Chris Lake, L/CPO, FAAOP, an upper-limb specialist with Hanger Clinic, fit the first North American patient, Mark Kirby, with the Myo Plus system in Hurst, Texas, per the release.
“Pattern recognition offers an alternative for patients who may not be a candidate for more traditional myoelectric prostheses or do not possess the muscle capacity to operate the prosthesis in a meaningful way,” Lake says. “To a certain extent, standard myoelectric systems require significant muscular acrobatics to fully operate a prosthesis. From an energy expenditure standpoint, pattern recognition means not burning as much physical or mental energy, thus providing the patient with prosthetic function that is more intuitive and less taxing.”

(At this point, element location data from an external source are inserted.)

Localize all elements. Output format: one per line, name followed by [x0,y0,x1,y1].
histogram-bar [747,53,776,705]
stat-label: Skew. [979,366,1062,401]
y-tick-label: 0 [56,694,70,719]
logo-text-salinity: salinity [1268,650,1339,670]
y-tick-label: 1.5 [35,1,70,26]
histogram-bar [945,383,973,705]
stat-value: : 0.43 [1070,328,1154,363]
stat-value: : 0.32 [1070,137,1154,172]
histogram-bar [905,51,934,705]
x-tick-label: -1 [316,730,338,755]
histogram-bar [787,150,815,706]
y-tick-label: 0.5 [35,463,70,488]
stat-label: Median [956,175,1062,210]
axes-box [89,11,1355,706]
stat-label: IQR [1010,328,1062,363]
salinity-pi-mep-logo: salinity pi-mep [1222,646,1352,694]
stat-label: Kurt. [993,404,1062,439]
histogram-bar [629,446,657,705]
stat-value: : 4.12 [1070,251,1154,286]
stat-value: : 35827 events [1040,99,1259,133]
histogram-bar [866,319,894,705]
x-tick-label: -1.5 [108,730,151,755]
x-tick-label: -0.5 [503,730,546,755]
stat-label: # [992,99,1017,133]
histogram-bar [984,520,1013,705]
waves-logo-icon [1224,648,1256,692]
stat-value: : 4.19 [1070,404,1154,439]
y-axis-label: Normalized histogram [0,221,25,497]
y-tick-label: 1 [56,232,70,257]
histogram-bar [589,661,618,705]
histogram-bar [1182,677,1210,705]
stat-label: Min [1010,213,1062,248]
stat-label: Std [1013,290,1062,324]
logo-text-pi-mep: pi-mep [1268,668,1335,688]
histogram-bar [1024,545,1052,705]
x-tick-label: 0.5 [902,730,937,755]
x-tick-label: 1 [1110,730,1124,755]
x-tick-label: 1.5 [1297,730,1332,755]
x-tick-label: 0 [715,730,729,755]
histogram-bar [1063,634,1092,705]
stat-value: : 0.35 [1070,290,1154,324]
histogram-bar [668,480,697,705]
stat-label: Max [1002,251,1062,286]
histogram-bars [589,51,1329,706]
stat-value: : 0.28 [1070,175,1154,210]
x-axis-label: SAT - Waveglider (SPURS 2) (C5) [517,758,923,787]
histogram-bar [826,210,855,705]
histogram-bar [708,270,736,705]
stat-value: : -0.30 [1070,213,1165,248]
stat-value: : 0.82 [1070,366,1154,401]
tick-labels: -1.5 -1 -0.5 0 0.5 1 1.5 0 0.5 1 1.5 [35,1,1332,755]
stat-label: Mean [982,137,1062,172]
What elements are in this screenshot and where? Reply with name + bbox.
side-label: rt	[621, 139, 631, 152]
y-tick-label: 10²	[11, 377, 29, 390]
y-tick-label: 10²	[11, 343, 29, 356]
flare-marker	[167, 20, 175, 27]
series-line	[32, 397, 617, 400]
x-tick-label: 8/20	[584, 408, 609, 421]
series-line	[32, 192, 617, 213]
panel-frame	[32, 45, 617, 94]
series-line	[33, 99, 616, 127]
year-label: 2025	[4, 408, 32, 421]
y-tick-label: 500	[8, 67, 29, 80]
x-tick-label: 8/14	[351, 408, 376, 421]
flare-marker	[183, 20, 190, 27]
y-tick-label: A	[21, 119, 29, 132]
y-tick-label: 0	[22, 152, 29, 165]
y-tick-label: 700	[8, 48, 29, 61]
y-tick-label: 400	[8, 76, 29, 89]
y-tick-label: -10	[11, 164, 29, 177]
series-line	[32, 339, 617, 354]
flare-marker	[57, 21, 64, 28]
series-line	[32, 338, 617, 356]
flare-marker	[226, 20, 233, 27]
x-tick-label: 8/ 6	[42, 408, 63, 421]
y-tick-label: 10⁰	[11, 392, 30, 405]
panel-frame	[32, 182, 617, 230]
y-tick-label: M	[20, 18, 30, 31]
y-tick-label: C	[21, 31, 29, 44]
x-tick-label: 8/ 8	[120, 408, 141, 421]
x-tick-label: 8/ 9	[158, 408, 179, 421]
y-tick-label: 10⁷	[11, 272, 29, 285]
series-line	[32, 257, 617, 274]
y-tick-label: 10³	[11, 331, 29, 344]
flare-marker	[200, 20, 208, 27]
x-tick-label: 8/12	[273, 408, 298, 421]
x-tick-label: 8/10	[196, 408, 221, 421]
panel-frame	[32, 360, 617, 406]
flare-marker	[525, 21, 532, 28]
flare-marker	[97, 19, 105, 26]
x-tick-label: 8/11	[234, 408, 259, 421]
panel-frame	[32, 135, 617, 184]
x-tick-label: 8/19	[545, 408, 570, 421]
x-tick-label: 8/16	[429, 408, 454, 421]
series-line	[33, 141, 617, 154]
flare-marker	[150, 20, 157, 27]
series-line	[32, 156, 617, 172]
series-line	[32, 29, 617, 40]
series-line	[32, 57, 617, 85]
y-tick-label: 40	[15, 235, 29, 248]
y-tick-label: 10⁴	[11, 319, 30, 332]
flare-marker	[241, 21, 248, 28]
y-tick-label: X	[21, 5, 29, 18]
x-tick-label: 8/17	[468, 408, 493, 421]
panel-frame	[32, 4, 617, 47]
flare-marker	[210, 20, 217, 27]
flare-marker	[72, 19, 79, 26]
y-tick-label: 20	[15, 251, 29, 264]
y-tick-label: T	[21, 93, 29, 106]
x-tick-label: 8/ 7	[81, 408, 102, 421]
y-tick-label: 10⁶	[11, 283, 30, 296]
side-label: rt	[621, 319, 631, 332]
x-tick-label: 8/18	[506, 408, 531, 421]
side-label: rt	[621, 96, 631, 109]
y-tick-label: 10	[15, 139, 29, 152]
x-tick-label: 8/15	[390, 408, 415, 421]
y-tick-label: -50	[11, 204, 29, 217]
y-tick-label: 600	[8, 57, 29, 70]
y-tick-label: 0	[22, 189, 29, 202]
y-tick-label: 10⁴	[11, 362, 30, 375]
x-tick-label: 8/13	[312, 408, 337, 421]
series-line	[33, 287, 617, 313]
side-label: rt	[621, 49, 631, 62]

Kirby, who has used a standard two-site myoelectric prosthesis for more than 10 years shares, “I loved the graphic representation of what was possible. I instantly saw how I could make the prosthetic wrist rotate versus opening and closing the prosthetic hand. It took away the mystery. Since it’s more accurate, I’m less frustrated because I’ve got less accidental movements. Before, I had to really concentrate on my finger muscles. Now I can feel them again. I’m feeling muscles I haven’t felt in years.”
The relationship between the clinician and patient was an important consideration in the design of the Myo Plus pattern recognition system. The patented Spider Plot feature, a graphic representation of muscle patterns, is one of the system’s most unique and valued features. Via the Myo Plus app, the patient and practitioner can watch live as the muscle patterns are displayed on a graph shaped like a spider web. This visual feedback was designed to make the programming process simple and interactive for both the patient and prosthetist.
“The visual nature of the Spider Plot feature in Myo Plus makes it intuitive for Mark to learn how to use the technology, as well as understand the very finite changes he’s making as he contracts his muscles. It provides an instant connection between his muscles and his phantom hand,” Lake observes.